The shimmer of the Cogent’s eye lens through the haze was impossible to miss. He’d toppled off the hovercar and was struggling to gather his bearings. I sprang up and drove my weary legs forward until I was running.
He got one shot off from a few meters away. It glanced off my shoulder plating but wasn’t enough to slow me. I grabbed him by the jaw and, with my powered armor and reignited rage augmenting my muscles, snapped his neck like a twig.
CHAPTER EIGHT
MALCOLM GRAVES
“Haglin.” Somebody shook my shoulders. “Haglin, wake up.” Another shake, promptly followed by a slap across my face. That got my eyes open.

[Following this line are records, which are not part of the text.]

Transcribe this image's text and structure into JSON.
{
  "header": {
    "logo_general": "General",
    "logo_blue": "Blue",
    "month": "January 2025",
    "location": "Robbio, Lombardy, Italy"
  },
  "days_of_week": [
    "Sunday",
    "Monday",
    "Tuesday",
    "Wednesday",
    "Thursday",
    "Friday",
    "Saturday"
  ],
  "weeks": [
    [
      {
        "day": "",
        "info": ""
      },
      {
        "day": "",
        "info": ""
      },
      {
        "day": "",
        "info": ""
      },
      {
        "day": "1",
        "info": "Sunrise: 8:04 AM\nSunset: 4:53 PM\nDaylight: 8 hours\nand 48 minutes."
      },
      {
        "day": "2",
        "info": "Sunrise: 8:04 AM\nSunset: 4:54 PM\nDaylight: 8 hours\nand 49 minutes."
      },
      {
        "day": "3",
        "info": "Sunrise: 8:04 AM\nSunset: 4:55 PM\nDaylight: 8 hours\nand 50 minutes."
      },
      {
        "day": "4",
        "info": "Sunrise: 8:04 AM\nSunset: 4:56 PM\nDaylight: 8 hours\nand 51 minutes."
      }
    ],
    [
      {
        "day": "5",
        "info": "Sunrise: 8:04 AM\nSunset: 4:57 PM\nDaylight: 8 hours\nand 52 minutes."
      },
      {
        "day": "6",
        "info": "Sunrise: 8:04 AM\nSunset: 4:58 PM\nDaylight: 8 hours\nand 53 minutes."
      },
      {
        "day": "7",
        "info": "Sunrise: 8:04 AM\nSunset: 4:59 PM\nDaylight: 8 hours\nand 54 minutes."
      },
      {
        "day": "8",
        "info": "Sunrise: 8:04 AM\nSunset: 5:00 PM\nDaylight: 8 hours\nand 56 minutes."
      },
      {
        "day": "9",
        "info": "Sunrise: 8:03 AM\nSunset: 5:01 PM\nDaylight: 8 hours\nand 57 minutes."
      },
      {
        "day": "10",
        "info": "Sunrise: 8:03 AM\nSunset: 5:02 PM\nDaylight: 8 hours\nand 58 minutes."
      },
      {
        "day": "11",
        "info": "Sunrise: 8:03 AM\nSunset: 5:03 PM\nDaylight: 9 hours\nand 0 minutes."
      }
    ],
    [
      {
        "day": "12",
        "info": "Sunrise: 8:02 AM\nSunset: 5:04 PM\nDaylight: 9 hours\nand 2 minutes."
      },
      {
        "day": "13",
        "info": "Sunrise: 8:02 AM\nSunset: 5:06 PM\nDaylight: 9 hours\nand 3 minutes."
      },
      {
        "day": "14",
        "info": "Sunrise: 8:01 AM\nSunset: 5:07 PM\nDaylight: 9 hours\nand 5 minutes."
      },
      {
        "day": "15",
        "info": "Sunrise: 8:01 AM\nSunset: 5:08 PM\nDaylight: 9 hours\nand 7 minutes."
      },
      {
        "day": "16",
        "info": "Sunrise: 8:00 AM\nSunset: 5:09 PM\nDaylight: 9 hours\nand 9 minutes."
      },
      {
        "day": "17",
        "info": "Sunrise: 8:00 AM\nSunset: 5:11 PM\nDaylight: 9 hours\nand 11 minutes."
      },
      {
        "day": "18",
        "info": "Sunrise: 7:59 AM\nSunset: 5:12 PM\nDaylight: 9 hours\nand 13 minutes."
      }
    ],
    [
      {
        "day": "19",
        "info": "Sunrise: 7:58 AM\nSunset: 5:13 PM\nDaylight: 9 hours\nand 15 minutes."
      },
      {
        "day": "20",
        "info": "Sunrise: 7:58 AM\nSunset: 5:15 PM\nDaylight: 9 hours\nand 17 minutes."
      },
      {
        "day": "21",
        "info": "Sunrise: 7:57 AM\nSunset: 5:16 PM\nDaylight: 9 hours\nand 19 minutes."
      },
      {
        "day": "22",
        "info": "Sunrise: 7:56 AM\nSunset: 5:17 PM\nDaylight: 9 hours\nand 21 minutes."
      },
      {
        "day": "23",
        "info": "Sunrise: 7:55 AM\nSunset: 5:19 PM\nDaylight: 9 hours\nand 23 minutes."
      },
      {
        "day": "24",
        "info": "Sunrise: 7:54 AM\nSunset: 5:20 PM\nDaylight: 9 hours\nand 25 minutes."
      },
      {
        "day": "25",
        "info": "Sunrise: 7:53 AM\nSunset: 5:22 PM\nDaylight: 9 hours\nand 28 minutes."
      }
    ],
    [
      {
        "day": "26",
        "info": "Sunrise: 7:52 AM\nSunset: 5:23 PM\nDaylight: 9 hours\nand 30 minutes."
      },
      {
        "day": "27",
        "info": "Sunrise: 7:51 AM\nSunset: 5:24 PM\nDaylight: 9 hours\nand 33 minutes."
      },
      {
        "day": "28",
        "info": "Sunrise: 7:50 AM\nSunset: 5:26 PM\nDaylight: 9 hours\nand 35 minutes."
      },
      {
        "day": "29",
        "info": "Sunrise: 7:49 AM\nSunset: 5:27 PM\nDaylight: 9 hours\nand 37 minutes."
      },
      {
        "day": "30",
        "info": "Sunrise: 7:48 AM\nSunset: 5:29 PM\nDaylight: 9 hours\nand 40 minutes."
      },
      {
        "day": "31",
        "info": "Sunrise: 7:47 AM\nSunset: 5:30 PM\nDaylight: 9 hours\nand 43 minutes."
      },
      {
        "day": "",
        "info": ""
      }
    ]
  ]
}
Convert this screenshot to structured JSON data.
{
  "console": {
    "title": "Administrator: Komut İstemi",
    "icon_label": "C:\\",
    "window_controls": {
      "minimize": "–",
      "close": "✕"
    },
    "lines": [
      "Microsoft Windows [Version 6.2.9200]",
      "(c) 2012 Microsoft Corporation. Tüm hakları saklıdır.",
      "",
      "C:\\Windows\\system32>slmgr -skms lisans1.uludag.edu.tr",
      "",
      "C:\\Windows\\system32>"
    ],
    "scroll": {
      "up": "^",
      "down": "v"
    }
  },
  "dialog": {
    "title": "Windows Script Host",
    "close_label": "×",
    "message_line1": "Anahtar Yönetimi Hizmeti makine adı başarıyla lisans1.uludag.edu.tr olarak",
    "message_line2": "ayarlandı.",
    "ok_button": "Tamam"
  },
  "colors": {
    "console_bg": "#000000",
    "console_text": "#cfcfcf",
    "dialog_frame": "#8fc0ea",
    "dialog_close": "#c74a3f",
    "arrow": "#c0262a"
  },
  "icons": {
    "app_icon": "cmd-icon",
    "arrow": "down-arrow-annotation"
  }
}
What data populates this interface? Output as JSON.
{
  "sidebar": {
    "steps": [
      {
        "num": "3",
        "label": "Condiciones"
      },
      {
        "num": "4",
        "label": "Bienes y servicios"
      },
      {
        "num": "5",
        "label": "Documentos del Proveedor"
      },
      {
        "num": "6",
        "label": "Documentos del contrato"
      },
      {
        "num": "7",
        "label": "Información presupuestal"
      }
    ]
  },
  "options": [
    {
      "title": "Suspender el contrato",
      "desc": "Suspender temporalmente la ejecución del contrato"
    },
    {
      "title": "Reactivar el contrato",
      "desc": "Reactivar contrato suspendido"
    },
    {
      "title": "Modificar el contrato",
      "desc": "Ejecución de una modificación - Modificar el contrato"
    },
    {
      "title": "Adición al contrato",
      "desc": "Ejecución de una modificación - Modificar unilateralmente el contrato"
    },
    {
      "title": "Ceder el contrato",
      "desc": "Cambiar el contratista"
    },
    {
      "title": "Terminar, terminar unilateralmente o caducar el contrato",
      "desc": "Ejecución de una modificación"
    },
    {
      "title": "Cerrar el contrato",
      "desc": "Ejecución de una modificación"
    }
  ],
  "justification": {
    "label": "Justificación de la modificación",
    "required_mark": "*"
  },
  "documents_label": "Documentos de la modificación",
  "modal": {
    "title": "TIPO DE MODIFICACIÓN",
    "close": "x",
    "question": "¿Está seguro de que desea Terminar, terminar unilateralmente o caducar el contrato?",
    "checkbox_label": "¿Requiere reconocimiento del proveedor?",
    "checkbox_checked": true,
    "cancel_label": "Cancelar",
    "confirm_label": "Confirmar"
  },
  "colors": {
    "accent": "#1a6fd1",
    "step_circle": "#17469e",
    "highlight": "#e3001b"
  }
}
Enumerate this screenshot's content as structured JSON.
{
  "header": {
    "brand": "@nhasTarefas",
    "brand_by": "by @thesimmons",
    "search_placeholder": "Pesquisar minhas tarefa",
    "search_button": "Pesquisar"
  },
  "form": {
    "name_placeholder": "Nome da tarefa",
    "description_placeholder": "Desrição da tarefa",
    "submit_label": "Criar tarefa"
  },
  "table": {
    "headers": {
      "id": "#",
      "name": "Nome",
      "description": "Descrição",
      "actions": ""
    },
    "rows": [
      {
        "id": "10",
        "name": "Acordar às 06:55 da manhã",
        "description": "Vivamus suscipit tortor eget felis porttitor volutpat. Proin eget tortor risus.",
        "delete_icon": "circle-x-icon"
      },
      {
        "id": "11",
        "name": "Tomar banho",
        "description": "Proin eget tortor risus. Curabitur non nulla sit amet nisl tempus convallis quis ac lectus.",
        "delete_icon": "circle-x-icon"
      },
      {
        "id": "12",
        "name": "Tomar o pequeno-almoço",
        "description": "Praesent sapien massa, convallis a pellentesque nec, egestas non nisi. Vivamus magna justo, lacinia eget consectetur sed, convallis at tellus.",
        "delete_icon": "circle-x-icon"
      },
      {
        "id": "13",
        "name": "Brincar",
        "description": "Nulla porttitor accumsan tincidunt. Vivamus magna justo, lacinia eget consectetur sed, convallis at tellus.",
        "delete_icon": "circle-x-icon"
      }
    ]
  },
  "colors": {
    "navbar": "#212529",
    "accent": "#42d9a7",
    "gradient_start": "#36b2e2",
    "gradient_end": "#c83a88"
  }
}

A young woman’s face hovered over me, silhouetted by a bright viewscreen overhead. All I could distinguish was the long, curly hair cascading down over her shoulders. “Aria?” I said softly. I reached out, brushed a lock of her hair, and then cupped my palm around her cheek.
“Lǎo wán gù!”
Again, my face was slapped, and the sting snapped my vision into focus. Wai hopped backward, her expression teeming with disgust. I shook my head. The screen behind her was advertising the new Pervenio service bot. TIRED OF BEING ALONE? it asked. THE PERVENIO SERVICE BOT IS THE FIRST MOBILE ROBOTIC HELPER WITH ADAPTIVE INTELLIGENCE TO LEARN WHAT YOU NEED BEFORE YOU NEED IT. All I could focus on was the damn red-helix logo following me everywhere.
“Oh… Sorry, Wai,” I said.
She fixed her hair and her shirt. I wasn’t used to seeing her outside of her dancer’s garb. A crummy parka covered her down to her knees, stained with grime and who knows what else. I was glad I was too hung over to catch a whiff of it.
“Good dream, eh?” she asked. “Who’s Aria? Some old fling from your secret life?”
My initial chuckle transitioned to a groan quickly. My head rang like someone had shoved a bell in my skull and kept bashing it. “Something like that. What time is it?”